Last June, the U.K. government’s Central Digital and Data Office released a roadmap to end its reliance on legacy systems in three years. It realised that hanging onto its outdated hardware and software was hampering efforts to deliver services to the public.
The modernisation of hardware and software delivers a slew of benefits, from saving costs to making an institution more resilient against cyber attacks. But not everyone has the capital or time to spare to perform the upgrade. Instead, they often settle for the next best thing: upgrading their legacy systems to the fullest extent possible.
Legacy systems modernisation is more than simply updating software to the latest version. The options explained here involve rewriting the software’s code to stay up to spec. To understand more about legacy systems, it’ll help to find the best IT consultants in Salt Lake City, such as Executech. They can provide further information and technical assistance.
Below are some options to consider when modernising legacy systems:
Encapsulation is the least coding-intensive of the options but also carries the least risk. In most cases, the code undergoes minimal changes, mainly the interface, and is integrated into modern presentation and data access layers.
However, the minimal changes in the code are its major drawback. Encapsulation hardly changes a legacy system’s internal workings, so the issues of high upkeep and outdated functions remain. Still, it’s ideal for legacy systems that are too valuable to replace, at least for the meantime.
Another option that’s less intensive on coding is data migration. As the term suggests, it involves moving legacy systems to modern infrastructure. A good example is moving systems and all their data from an on-premises server to a cloud-based one.
Data migration works if a business needs its legacy systems to buy time for more modern solutions to come online. In the example above, this approach delivers the benefits of cloud computing, such as remote accessibility, flexibility, and scalability.
One problem with data migration is that the legacy system is brought to the modern infrastructure as is. Compatibility issues might arise, preventing it from working as intended.
In switching platforms, the system has parts of its code rewritten to work with modern infrastructure while keeping its original functions. It also usually involves moving the system to a colocation facility or Infrastructure-as-a-Service (IaaS) centre.
The intention of system integration is similar to switching platforms, which is to change the code without changing its original functionality. However, this step integrates new technologies into the code. As such, the changes are more significant.
Organisations that maintain legacy systems on-site and in cloud storage can find system integration an ideal solution. Not all apps and programs need to benefit entirely from the cloud, helping reduce cloud migration costs and the likelihood of mistakes that drive them higher.

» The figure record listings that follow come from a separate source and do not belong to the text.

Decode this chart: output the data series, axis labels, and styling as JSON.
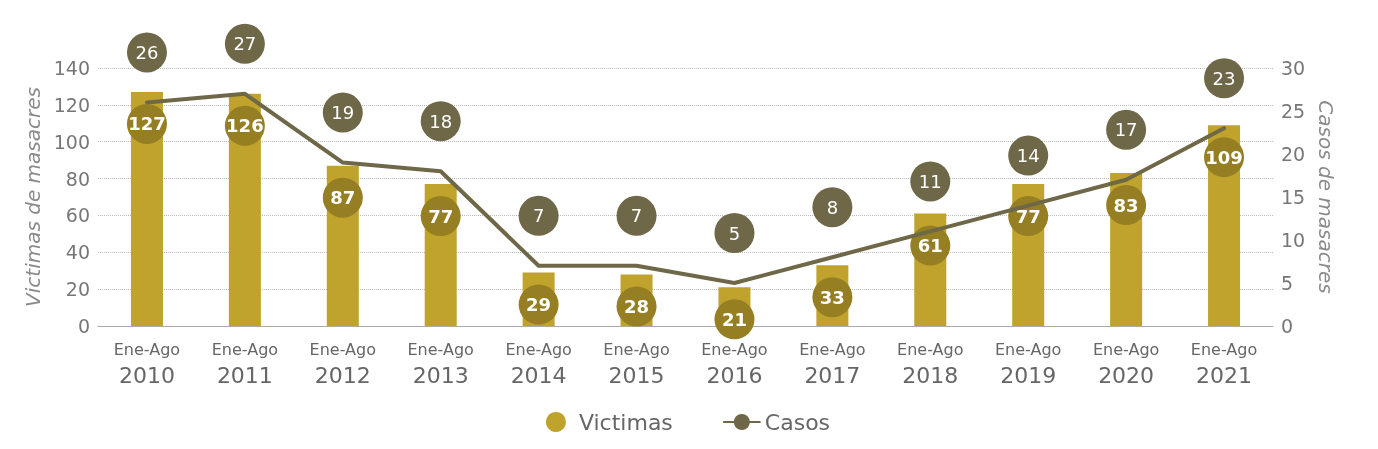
{
  "chart_data": {
    "type": "bar",
    "categories": [
      "Ene-Ago\n2010",
      "Ene-Ago\n2011",
      "Ene-Ago\n2012",
      "Ene-Ago\n2013",
      "Ene-Ago\n2014",
      "Ene-Ago\n2015",
      "Ene-Ago\n2016",
      "Ene-Ago\n2017",
      "Ene-Ago\n2018",
      "Ene-Ago\n2019",
      "Ene-Ago\n2020",
      "Ene-Ago\n2021"
    ],
    "series": [
      {
        "name": "Victimas",
        "color": "#bfa32c",
        "values": [
          127,
          126,
          87,
          77,
          29,
          28,
          21,
          33,
          61,
          77,
          83,
          109
        ]
      },
      {
        "name": "Casos",
        "type": "line",
        "axis": "y2",
        "color": "#6e6848",
        "values": [
          26,
          27,
          19,
          18,
          7,
          7,
          5,
          8,
          11,
          14,
          17,
          23
        ]
      }
    ],
    "ylabel": "Victimas de masacres",
    "y2label": "Casos de masacres",
    "ylim": [
      0,
      140
    ],
    "yticks": [
      0,
      20,
      40,
      60,
      80,
      100,
      120,
      140
    ],
    "y2lim": [
      0,
      30
    ],
    "y2ticks": [
      0,
      5,
      10,
      15,
      20,
      25,
      30
    ],
    "grid": "y",
    "legend": "bottom",
    "data_labels": true,
    "marker": "none",
    "line_style": "solid"
  }
}
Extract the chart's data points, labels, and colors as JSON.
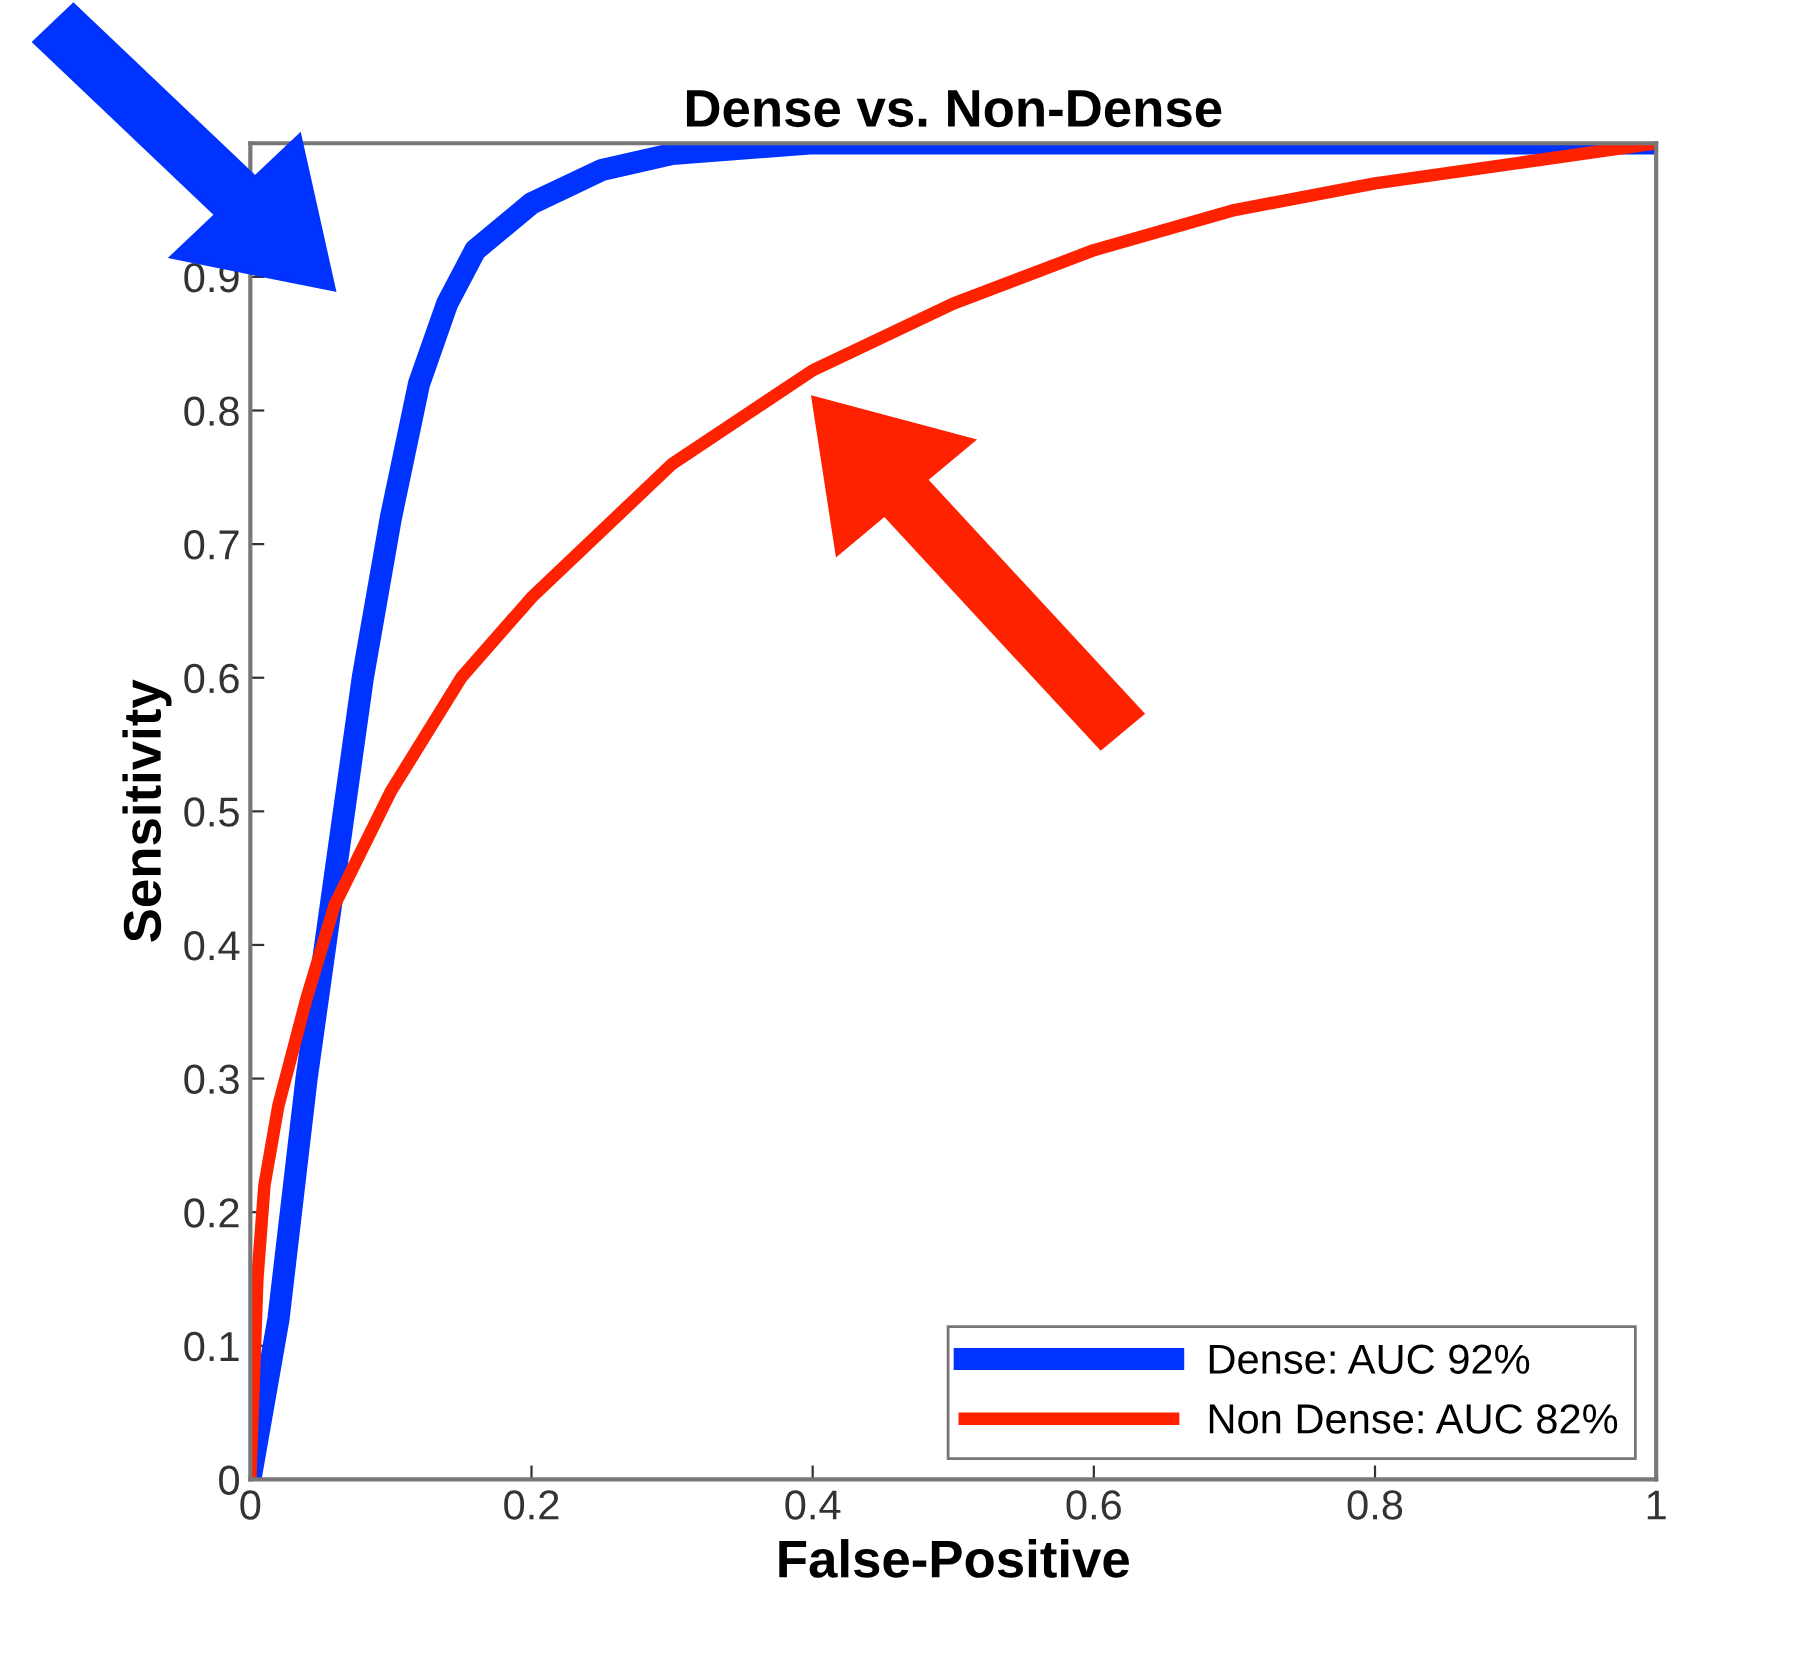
{
  "chart_data": {
    "type": "line",
    "title": "Dense vs. Non-Dense",
    "xlabel": "False-Positive",
    "ylabel": "Sensitivity",
    "xlim": [
      0,
      1
    ],
    "ylim": [
      0,
      1
    ],
    "xticks": [
      0,
      0.2,
      0.4,
      0.6,
      0.8,
      1
    ],
    "yticks": [
      0,
      0.1,
      0.2,
      0.3,
      0.4,
      0.5,
      0.6,
      0.7,
      0.8,
      0.9,
      {
        "value": 1,
        "label": null
      }
    ],
    "grid": false,
    "legend": "bottom right",
    "marker": "none",
    "line_style": "solid",
    "series": [
      {
        "name": "Dense: AUC 92%",
        "color": "#0033ff",
        "x": [
          0,
          0.02,
          0.04,
          0.06,
          0.08,
          0.1,
          0.12,
          0.14,
          0.16,
          0.2,
          0.25,
          0.3,
          0.4,
          0.6,
          1
        ],
        "values": [
          0,
          0.12,
          0.3,
          0.45,
          0.6,
          0.72,
          0.82,
          0.88,
          0.92,
          0.955,
          0.98,
          0.992,
          1,
          1,
          1
        ]
      },
      {
        "name": "Non Dense: AUC 82%",
        "color": "#ff2200",
        "x": [
          0,
          0.005,
          0.01,
          0.02,
          0.04,
          0.06,
          0.1,
          0.15,
          0.2,
          0.3,
          0.4,
          0.5,
          0.6,
          0.7,
          0.8,
          0.9,
          1
        ],
        "values": [
          0,
          0.15,
          0.22,
          0.28,
          0.36,
          0.43,
          0.515,
          0.6,
          0.66,
          0.76,
          0.83,
          0.88,
          0.92,
          0.95,
          0.97,
          0.985,
          1
        ]
      }
    ]
  }
}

Most legacy systems operate on a monolithic architecture, a model that unifies several functions into a self-contained unit. While easy to implement and debug, a single error in the architecture can render the entire system inoperable. Its successor—microservices—resolves this problem.
Altering the system’s architecture warrants a near-complete overhaul of the legacy system. Changing it to the microservices model enables the system to keep working even if a single function encounters an error. That said, changing architecture is costly and time-consuming.
If the legacy system starts affecting an organisation’s return on investment, it may be wise to rebuild it from scratch. Essentially, it results in a modernised version of the old apps and programs, with their scope and specs the only things carried over.
In rebuilding a legacy system, it’s crucial to go low and slow, especially if it’s in active use. A rushed project won’t benefit anyone, including customers using the app or service. It’s advisable to publish a roadmap for customers and staff to stay updated.
The last approach asks an organisation if modernising its legacy systems is the ideal solution. Believe it or not, in many situations, the problem may lie more in an outdated workflow than in obsolete software.
Retiring is the only option that may not warrant legacy systems modernisation, depending on the assessment. An up-to-date workflow can spare companies the trouble of temporary downtime and its costs. Of course, such a workflow can only take them so far.
Legacy systems modernisation can be a cost-effective measure to help organisations keep pace in a rapidly-evolving technological environment. It’s essential to choose from these seven options based on requirements. If none is feasible, the only recourse is to replace legacy systems entirely.